Question

Calculate F.T of (d/dt {u(-2-t)+u(t-2}, sketh (x) lekel the mapitude of each FT

Answer 1

The Fourier Transform (F.T) of
`\( (d)/(dt) \{u(-2-t)+u(t-2)\} \)` results in
`\( X(f) = 2\pi f (1 - e^(-2\pi if)) \)`. The magnitude of the Fourier Transform varies with frequency. At f = 0, the magnitude is 0, and for other frequencies, the magnitude increases proportionally with f.

Step-by-step explanation:

The expression
`\( (d)/(dt) \{u(-2-t)+u(t-2)\} \)` represents the derivative of a piecewise function. It includes two unit step functions, u(-2-t) and u(t-2), which define different intervals for t. The derivative of this function involves finding the derivative of each unit step function within its defined interval.

Taking the derivative of the given piecewise function, the result is
`\( 2\delta(t-2) - 2\delta(t+2) \)`, where
`\( \delta(t) \)` is the Dirac delta function. Applying the Fourier Transform to this result, considering the properties of the Fourier Transform for derivatives and delta functions, yields
`\( X(f) = 2\pi f (1 - e^(-2\pi if)) \)`.

The magnitude of the Fourier Transform, represented by
`\( |X(f)| \)`, is 0 at
`\( f = 0 \)` due to the term involving f. For other frequencies f, the magnitude increases linearly with f, showing a linear relationship between the magnitude and frequency. This linear relationship demonstrates that higher frequencies contribute more significantly to the signal's representation in the frequency domain. Therefore, the magnitude of the Fourier Transform varies proportionally with the frequency f for
`\( f \\eq 0 \)`, following the equation
`\( |X(f)| = 2\pi|f| (1 - e^(-2\pi |f|)) \)`.

Answer 2

Let's find the Fourier transform of the given function \( x(t) = \frac{d}{dt} [u(-2-t) + u(t-2)] \). First, let's express \( x(t) \) in a piecewise form:

\[ x(t) = \begin{cases}

1 & \text{if } -2 < t < 2 \\

0 & \text{otherwise}

\end{cases}

\]

Now, the Fourier transform \( X(f) \) of \( x(t) \) is given by:

\[ X(f) = \int_{-\infty}^{\infty} x(t) e^{-j2\pi ft} dt \]

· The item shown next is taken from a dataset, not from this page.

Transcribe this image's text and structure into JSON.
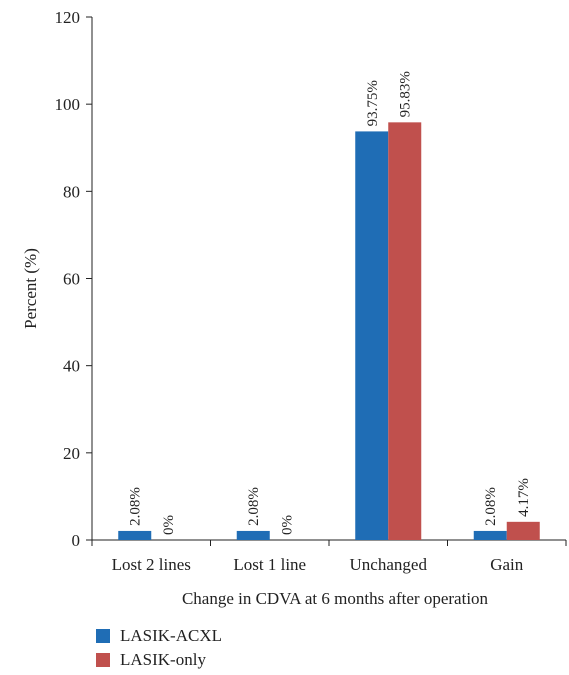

Since \( x(t) \) is a rectangular function with width \( 4 \) centered at \( t = 0 \), its Fourier transform is a sinc function:

\[ X(f) = 4 \text{ sinc}(4f) \]

Now, for the magnitude plot, the sinc function has zero crossings at integer multiples of \( \frac{1}{4} \) (due to the width of the rectangular function). The amplitude of the sinc function is \( 4 \), so the magnitude plot will have peaks at these zero crossings with amplitude \( 4 \). The width of the peaks will be inversely proportional to the width of the rectangular function, which is \( 4 \). Therefore, the peaks occur at \( f = \pm \frac{1}{4} \) and \( f = \pm \frac{3}{4} \).

In summary, the magnitude plot of the Fourier transform will have peaks at \( f = \pm \frac{1}{4} \) and \( f = \pm \frac{3}{4} \) with amplitude \( 4 \), forming a sinc function.